Final Thoughts

Final Thoughts

Written by John Packard


On Friday the Wall Street Journal wrote an article about the AK Steel price increase announcement and Steel Market Update was quoted in the article. The article was picked up by the Dow Jones and NASDAQ news feeds. Here is a copy of the article for those who may be interested.

I have been an optimist for a number of months. The reason being our surveys have been consistently showing improving (more optimistic) Sentiment within buyers and sellers of steel. Our surveys are also indicating an improving demand scenario and inventories seem to be getting back in line.

I am not the only one who thinks fears of recession are overblown. Here is a note from Keith Prather of Armada Corporate Intelligence (Chris Kuehl’s partner). This is what Keith had to say the other day, “I just don’t understand, and I’m a Little Angry. Let’s be clear, this is Keith, not Chris (he might disagree with me!). I needed to throw an editorial out here today because of headlines and commentary I’m hearing about a recession. Those of you who know me know that I’m not always an optimist – I’m more of a data-driven realist that can come across as a pessimist. I like to see the evidence in the data and make conclusions and predictions from that data. So, I get headlines today about the Services sector “collapse” in February and that it will show us as being in recession in the first quarter, etc. And this comes from prominent sources! It just isn’t true (picture me saying that with a whiny, tired, frustrated little voice).”

Dr. Chris Kuehl (one of our Steel Summit speakers from 2014 & 2015) provided his insights as well, “I do indeed agree wholeheartedly with his assessment of the economy and the assertion that we are not heading towards a recession anytime in the foreseeable future.
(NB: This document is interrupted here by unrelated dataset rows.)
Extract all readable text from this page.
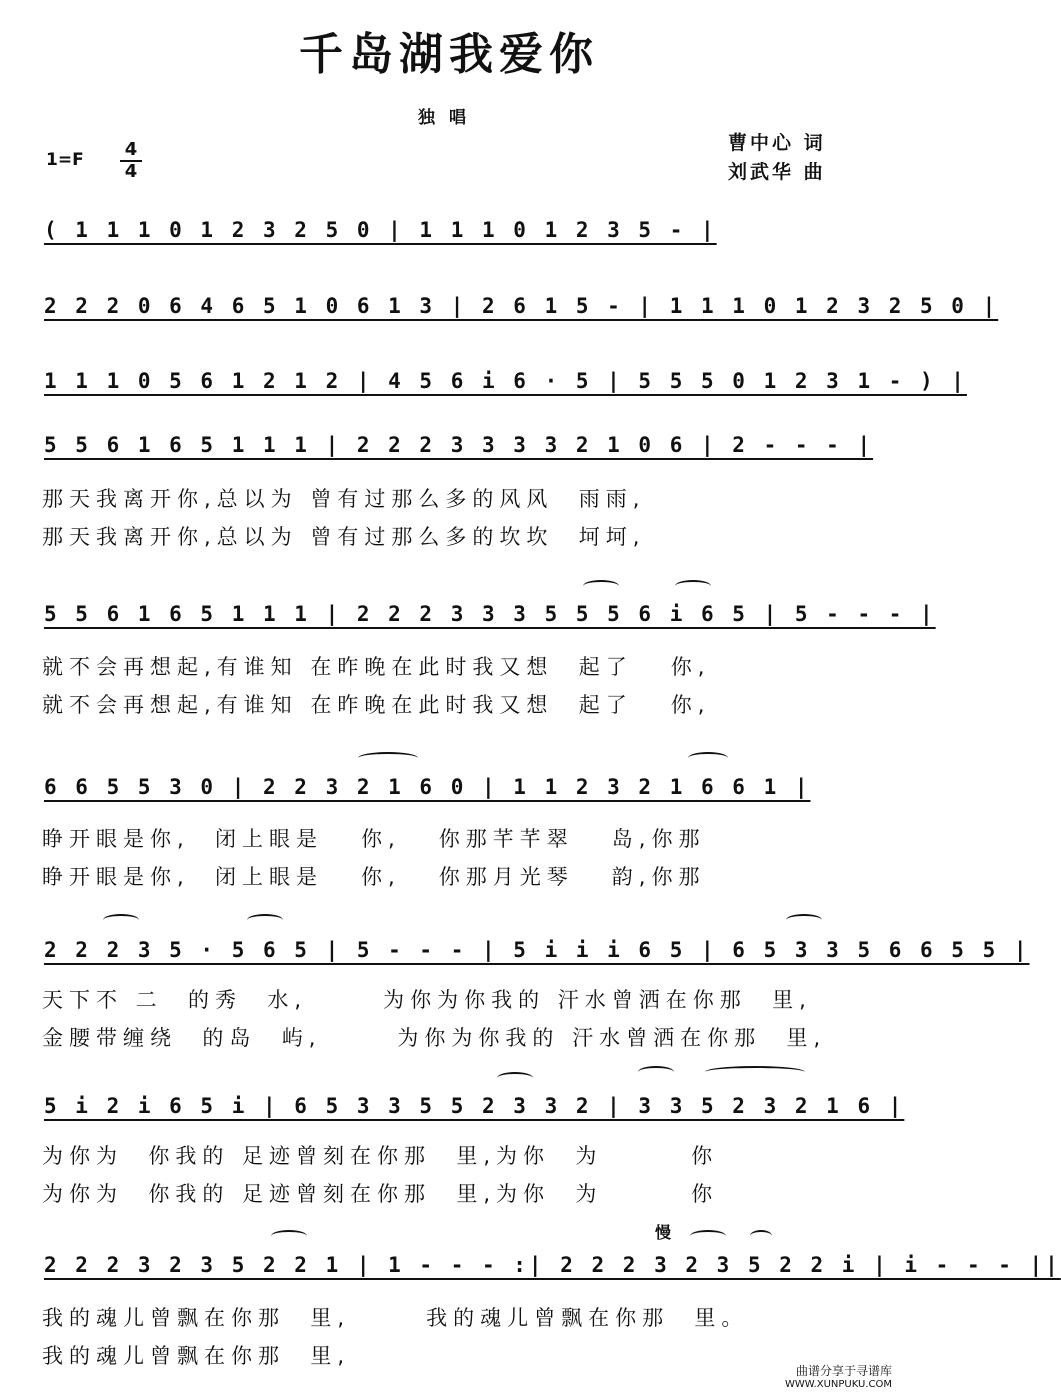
千岛湖我爱你
独唱
曹中心 词
刘武华 曲
1=F 4
4
( 1 1 1 0 1 2 3 2 5 0 | 1 1 1 0 1 2 3 5 - |
2 2 2 0 6 4 6 5 1 0 6 1 3 | 2 6 1 5 - | 1 1 1 0 1 2 3 2 5 0 |
1 1 1 0 5 6 1 2 1 2 | 4 5 6 i 6 · 5 | 5 5 5 0 1 2 3 1 - ) |
5 5 6 1 6 5 1 1 1 | 2 2 2 3 3 3 3 2 1 0 6 | 2 - - - |
那天我离开你,总以为 曾有过那么多的风风  雨雨,
那天我离开你,总以为 曾有过那么多的坎坎  坷坷,
5 5 6 1 6 5 1 1 1 | 2 2 2 3 3 3 5 5 5 6 i 6 5 | 5 - - - |
就不会再想起,有谁知 在昨晚在此时我又想  起了   你,
就不会再想起,有谁知 在昨晚在此时我又想  起了   你,
6 6 5 5 3 0 | 2 2 3 2 1 6 0 | 1 1 2 3 2 1 6 6 1 |
睁开眼是你,  闭上眼是   你,   你那芊芊翠   岛,你那
睁开眼是你,  闭上眼是   你,   你那月光琴   韵,你那
2 2 2 3 5 · 5 6 5 | 5 - - - | 5 i i i 6 5 | 6 5 3 3 5 6 6 5 5 |
天下不 二  的秀  水,      为你为你我的 汗水曾洒在你那  里,
金腰带缠绕  的岛  屿,      为你为你我的 汗水曾洒在你那  里,
5 i 2 i 6 5 i | 6 5 3 3 5 5 2 3 3 2 | 3 3 5 2 3 2 1 6 |
为你为  你我的 足迹曾刻在你那  里,为你  为       你
为你为  你我的 足迹曾刻在你那  里,为你  为       你
慢
2 2 2 3 2 3 5 2 2 1 | 1 - - - :| 2 2 2 3 2 3 5 2 2 i | i - - - ||
我的魂儿曾飘在你那  里,      我的魂儿曾飘在你那  里。
我的魂儿曾飘在你那  里,
曲谱分享于寻谱库
WWW.XUNPUKU.COM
Apparently we are in good company as most of the economists polled this week assert the economy is still growing albeit at a slow and frustrating pace. The latest job numbers confirm what many had believed earlier – the economy is still in steady growth mode – it is just that the pace of that growth is excruciatingly slow. Since the start of the year there has been great angst in the markets provoked by a few sectors that have been in real trouble. The oil sector has been in big trouble for over a year now and that pain doesn’t appear to be easing any time soon. The Chinese slowdown has caused a great deal of concern as well and these combined to scare the wits out of the investment community. The fact is that neither of these areas of concern have been quite as bad as painted.”

I got a note this evening from a friend who just landed in China. He told me prices in China have begun to move, “Q235 Billet in Tangshan hiked to 2,020 yuan/ton (311 dollars/ton) by the end of Sunday March 06, surging 240 yuan/ton (37 dollars/ton) during March 05-06 and having increased by approximately 500 yuan/ton (77 dollars/ton) since February 14, the Chinese return from Lunar New Year Holiday. There’s a strong bullish sentiment about more rises ahead.” 

I will end my comments this evening by encouraging our readers to remain aware of what is going on around you and around the world. Prices may surprise to the upside before all is said and done…

Your business is truly appreciated by all of us here at Steel Market Update.